Des soldats ukrainiens profitant d’un moment de détente après le début de la trêve dans l’Est séparatiste. Volodymyr Shuavayev/AFP
Leaders séparatistes et autorités ukrainiennes assuraient hier soir que le cessez-le-feu était globalement respecté dans l'est de l'Ukraine, depuis son entrée en vigueur hier à minuit (samedi soir à 22h00 GMT).

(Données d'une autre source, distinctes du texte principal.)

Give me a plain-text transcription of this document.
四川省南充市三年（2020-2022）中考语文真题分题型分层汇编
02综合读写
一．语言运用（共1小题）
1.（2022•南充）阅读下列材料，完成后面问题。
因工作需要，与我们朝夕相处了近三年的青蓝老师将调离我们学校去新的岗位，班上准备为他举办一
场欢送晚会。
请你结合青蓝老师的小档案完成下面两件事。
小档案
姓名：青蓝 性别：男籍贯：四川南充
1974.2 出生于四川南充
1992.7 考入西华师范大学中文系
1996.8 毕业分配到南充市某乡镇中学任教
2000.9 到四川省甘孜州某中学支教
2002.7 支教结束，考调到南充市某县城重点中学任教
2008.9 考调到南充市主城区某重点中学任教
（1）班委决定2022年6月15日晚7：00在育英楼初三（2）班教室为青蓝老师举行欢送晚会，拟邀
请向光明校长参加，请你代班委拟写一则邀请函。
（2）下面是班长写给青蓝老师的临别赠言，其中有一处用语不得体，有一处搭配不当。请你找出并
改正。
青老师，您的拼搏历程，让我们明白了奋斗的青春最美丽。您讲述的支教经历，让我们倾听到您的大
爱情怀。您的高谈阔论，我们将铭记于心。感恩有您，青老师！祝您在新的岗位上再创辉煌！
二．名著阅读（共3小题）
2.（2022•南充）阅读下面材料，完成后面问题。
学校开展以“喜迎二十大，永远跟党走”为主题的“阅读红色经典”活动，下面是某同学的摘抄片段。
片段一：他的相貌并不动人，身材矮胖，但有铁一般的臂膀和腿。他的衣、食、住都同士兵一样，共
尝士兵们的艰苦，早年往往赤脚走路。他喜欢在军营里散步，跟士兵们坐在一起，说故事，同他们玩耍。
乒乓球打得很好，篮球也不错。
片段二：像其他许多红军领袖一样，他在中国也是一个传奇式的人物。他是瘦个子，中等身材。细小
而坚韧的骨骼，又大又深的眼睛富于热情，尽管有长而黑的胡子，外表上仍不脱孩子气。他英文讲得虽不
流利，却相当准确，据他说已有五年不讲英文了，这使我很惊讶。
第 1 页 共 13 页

Si la ligne de front demeurait relativement calme depuis l'entrée en vigueur de la trêve, les positions ukrainiennes ont tout de même été visées à 60 reprises hier, a annoncé un porte-parole militaire ukrainien, Anatoli Stelmakh. Et la ville stratégique de Debaltseve, où sont retranchés plusieurs milliers de soldats ukrainiens menacés d'encerclement, restait « le point le plus chaud », selon lui. « Des groupes armés ont visé nos troupes avec tous types d'armes, y compris des (lance-roquettes multiples) Grad », a précisé M. Stelmakh, ajoutant que les combattants séparatistes avaient tenté à trois reprises de s'emparer du village de Tchornoukhine, situé cinq kilomètres à l'est de Debaltseve. Des journalistes de l'AFP et de Reuters présents sur place ont en outre constaté que les tirs d'artillerie ne baissaient pas d'intensité autour de Debaltseve. « Ça a tiré toute la nuit et toute la journée », résumait Oleg, responsable d'une base rebelle qui se trouve à quelques kilomètres de cette ville, près d'une mine abandonnée. Un haut dirigeant séparatiste, Edouard Bassourine, a pour sa part assuré que le cessez-le-feu était « largement respecté », tout en accusant l'armée ukrainienne d'être responsable de plusieurs violations. Cette trêve doit être la première étape d'un plan de paix visant à mettre fin à un conflit ayant fait plus de 5 500 morts en dix mois, et dont la prochaine étape est le retrait des armes lourdes du front, qui doit commencer au plus tard 48 heures après le début du cessez-le-feu. « Nous allons commencer à retirer nos armes dans les délais impartis », a précisé M. Bassourine.
Sortir du « chaudron »
Mais la situation à Debaltseve, un nœud ferroviaire reliant les deux « capitales » séparatistes de Donetsk et de Lougansk, suscitait depuis plusieurs jours des doutes quant à une application effective de la trêve, M. Bassourine ayant affirmé que cette localité « appartient » aux séparatistes. Le porte-parole du Kremlin, Dmitri Peskov, a expliqué que si l'accord de trêve doit être respecté « inconditionnellement », les tentatives des soldats ukrainiens encerclés à Debaltseve de sortir « du chaudron » seraient considérées comme une violation du cessez-le-feu. C'est d'ailleurs de cette localité que des observateurs de l'OSCE (Organisation pour la sécurité et la coopération en Europe), mandatés pour observer l'application du cessez-le-feu, se sont vu empêcher l'entrée hier. Pour autant, l'OSCE a aussi estimé au cours d'une conférence de presse que le « cessez-le-feu est dans l'ensemble respecté » dans la région. Alexandre Zakhartchenko, dirigeant de la République séparatiste de Donetsk, avait signé samedi en fin d'après-midi un décret introduisant le cessez-le-feu qui donne cependant le droit aux rebelles de riposter à des « tirs contre les infrastructures militaires et civiles de la République populaire de Donetsk ».
À Donetsk même, les habitants se réjouissaient hier d'une première nuit passée sans bombardement, même si un journaliste a entendu une salve d'artillerie en fin de matinée. « Le cessez-le feu, nous l'avons attendu comme on attend les douze coups de minuit pour le nouvel an! » a déclaré Natalia Alexandrovna, 50 ans, vendeuse sur un marché inhabituellement animé en comparaison à ces derniers mois. « Les gens ici sont tellement abattus par les bombardements quotidiens qu'ils ont du mal à croire que la situation peut s'améliorer », a-t-elle cependant ajouté. Les troupes ukrainiennes ne semblaient pas non plus croire à une trêve durable. « Il y a de l'espoir, mais il est infime », a estimé un soldat stationné à 25 km de Debaltseve.
De leur côté, le président français François Hollande, la chancelière allemande Angela Merkel, le président russe Vladimir Poutine et son homologue ukrainien Petro Porochenko ont « constaté que le respect du cessez-le-feu était globalement satisfaisant malgré des incidents locaux », au cours d'un entretien téléphonique dont a fait état la présidence française. De même, selon un haut responsable du département d'État, le secrétaire d'État John Kerry a insisté sur le respect strict des accords passés à Minsk, dans un entretien téléphonique avec son homologue russe Sergueï Lavrov.